Danielle Runyan, senior counsel at the First Liberty Institute, which is helping to represent the Navy personnel, said in a statement released Thursday that rescinding the mandate was only the beginning.

“This has been a long and difficult journey, but our Navy SEALs don’t quit,” stated Runyan. “While some may believe the case ended after Congress forced the Navy to repeal the mandate, nothing could be further from the truth.”

“Rescinding the mandate was just the first step, but the real harm to these brave warriors continues because there is still no valid process for religious accommodation.  First Liberty has stood arm-in-arm with our nation’s sailors, and we will continue to do so for as long as it takes to win.”

In August 2021, the Pentagon announced that it would require U.S. military personnel to receive the COVID-19 injections, citing as justification the need for combat readiness.

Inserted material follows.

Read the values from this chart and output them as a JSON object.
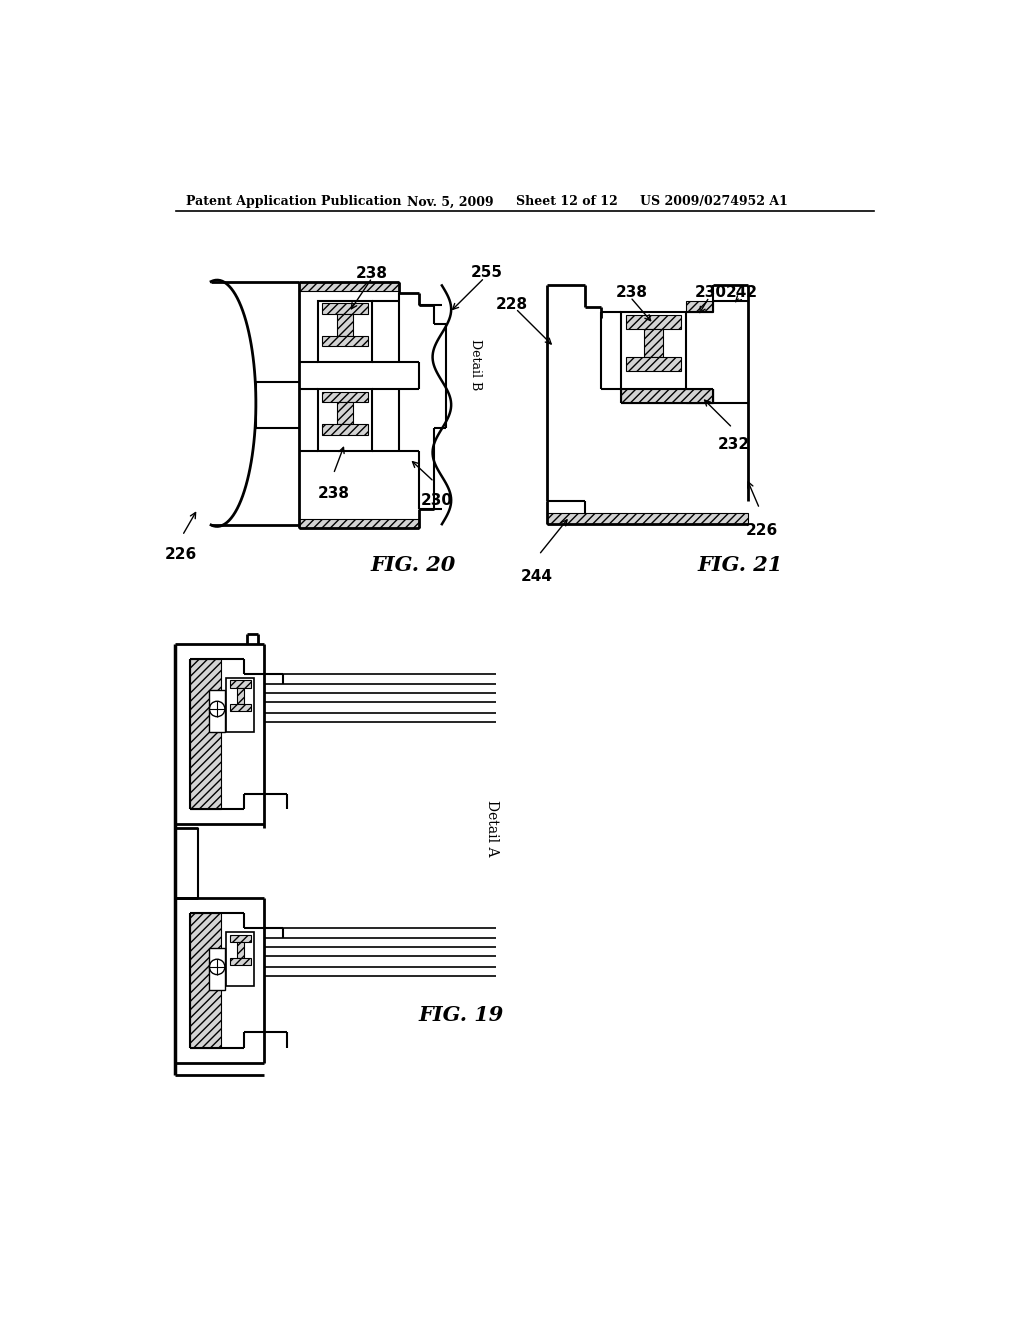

“Now that the Pfizer vaccine has been approved, the department is prepared to issue updated guidance, requiring all service members to be vaccinated,” stated Pentagon Press Secretary John F. Kirby at the time. “These efforts ensure the safety of our service members and promote the readiness of our force, not to mention the health and safety of the communities around the country in which we live.”

While most armed forces personnel took the shot, thousands objected for religious reasons, noting that it had been developed through research that used aborted fetal cells.

Lawsuits were filed over the mandate, with many arguing that the military had failed to provide an adequate exemption process for those opposed to taking the injection on religious grounds.

In January of last year, Defense Secretary Lloyd Austin announced that the COVID-19 vaccine mandate was being rescinded, with him reporting in a memorandum that around 96% of military personnel were fully vaccinated.  

Last October, the Defense Department agreed to pay $1.8 million in fees and other litigation costs by the cases of Navy Seal 1 v. Biden and Colonel Financial Management Officer v. Austin.